Considering how much we Villanos travel, it’s hard to believe this weekend’s trip to Yosemite National Park marks the first time my big girls ever have traveled with one of their grandparents. Perhaps that explains why they’re LOVING having Grandpa Power along for the ride. Perhaps it also explains why I’m getting such a kick out of watching my dad interact with the kids in our typical travel vibe.
Don’t get me wrong—assimilation hasn’t been painless. It takes my father FOREVER to get ready to go anywhere, and I already struggle getting my 6- and 4-year-old prepped for the day on time. Still, for the most part, the experience has been a delight. Here are some of the things I’ve learned so far.
- Co-parenting is non-transferable.
When Powerwoman and I are together with the kids, we are equal parents with equal responsibilities for discipline. When one of us is missing, it’s really impossible to have someone else just slide into that role. I learned this the hard way today—I needed my father to talk to L about using hands on her sister, and he did…just not the way I would have liked. I quickly realized I couldn’t blame him. He might be my dad, but he’s no substitute for the girls’ mother.
- I am a second-string storyteller to the all-star starter known as Grandpa.
I’ve spent the last six years thinking my stories were the best stories these kids ever have heard. They have demanded the stories everywhere when we travel: in the car on road-trips, in foreign bathrooms, even on hikes. Until this weekend. Over the last two days, whenever the girls have wanted stories, they’ve asked for grandpa. In the car. On trips to the bathroom. And on our hikes. It’s like I’ve been replaced by my mentor. And it hurts! (OK, maybe not really. But still.)
- It’s OK to bend rules on vacation.
Generally speaking, I can be a bit of a hard-ass about rules and routines. My dad, on the other hand, is about as loosey-goosey as they come; he never met a rule he didn’t try to bend. Though my instinct on this trip has been to enforce typical edicts such as one sweet a day and pre-bed at 6:45 p.m., I’ve relaxed the rules a bit and can sense the positive repercussions. The kids are happier. They’re listening better. And they’re actually appreciative. WTF?!?

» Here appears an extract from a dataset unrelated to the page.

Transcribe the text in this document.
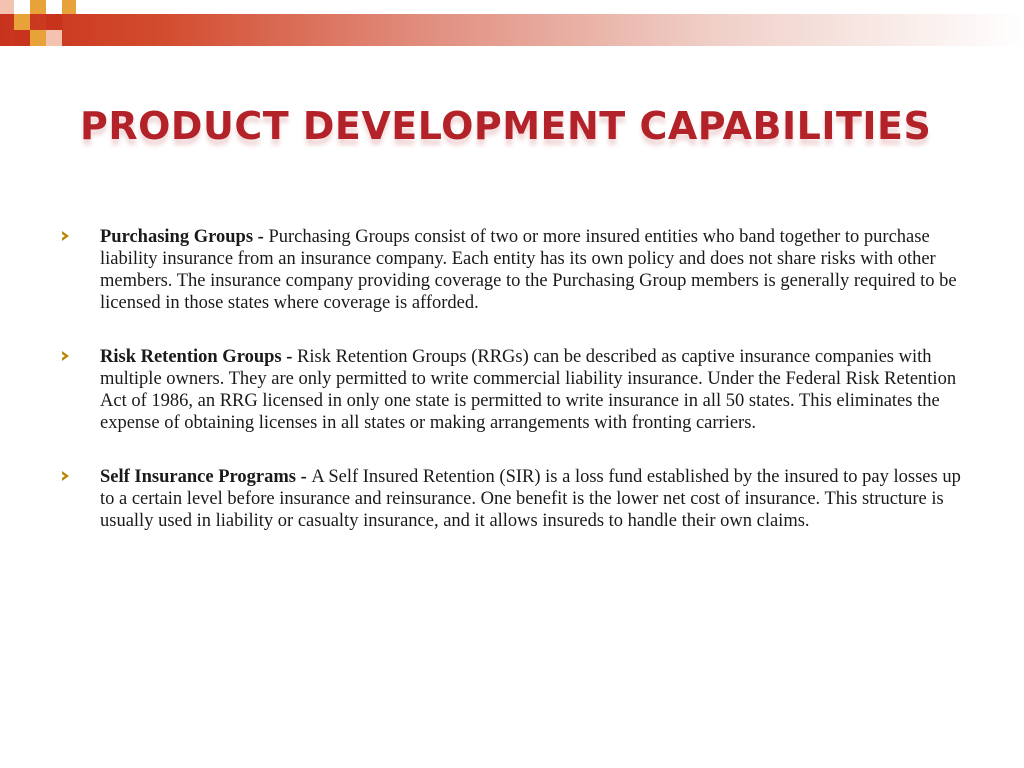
PRODUCT DEVELOPMENT CAPABILITIES
Purchasing Groups - Purchasing Groups consist of two or more insured entities who band together to purchase liability insurance from an insurance company. Each entity has its own policy and does not share risks with other members. The insurance company providing coverage to the Purchasing Group members is generally required to be licensed in those states where coverage is afforded.
Risk Retention Groups - Risk Retention Groups (RRGs) can be described as captive insurance companies with multiple owners. They are only permitted to write commercial liability insurance. Under the Federal Risk Retention Act of 1986, an RRG licensed in only one state is permitted to write insurance in all 50 states. This eliminates the expense of obtaining licenses in all states or making arrangements with fronting carriers.
Self Insurance Programs - A Self Insured Retention (SIR) is a loss fund established by the insured to pay losses up to a certain level before insurance and reinsurance. One benefit is the lower net cost of insurance. This structure is usually used in liability or casualty insurance, and it allows insureds to handle their own claims.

- Grandparents make great babysitters on the road, too.
We live close enough to the girls’ grandparents that the kids get to see the old folks on a regular basis. Grampy and Grammy (my parents) and Pop-Pop and Tiki also are fantastic babysitters when Powerwoman and I need to go away or get a date night here and there. So far my dad has been an amazing child-minder at Yosemite, too. He’s overly cautious because of the new surroundings. He communicates well (via text). He even picks up the tab on snacks, just because.
- It’s natural to worry about those you love.
I’m used to being concerned about L and R when we’re having adventures all over the world. Here in Yosemite, I’ve got a new family member to be worried about: Dad. Will he twist an ankle on those rocks? Why is it taking him so long to use the bathroom? Can he drink coffee after 4 p.m.? Bandwidth isn’t a problem; I’ve got plenty of agita to go around. Still, it’s been an adjustment to spread the worrying around.
I’m sure I’ll learn another five things in the next 48 hours on this multigenerational trip. IMHO, that’s the beauty of family travel: You always learn something new.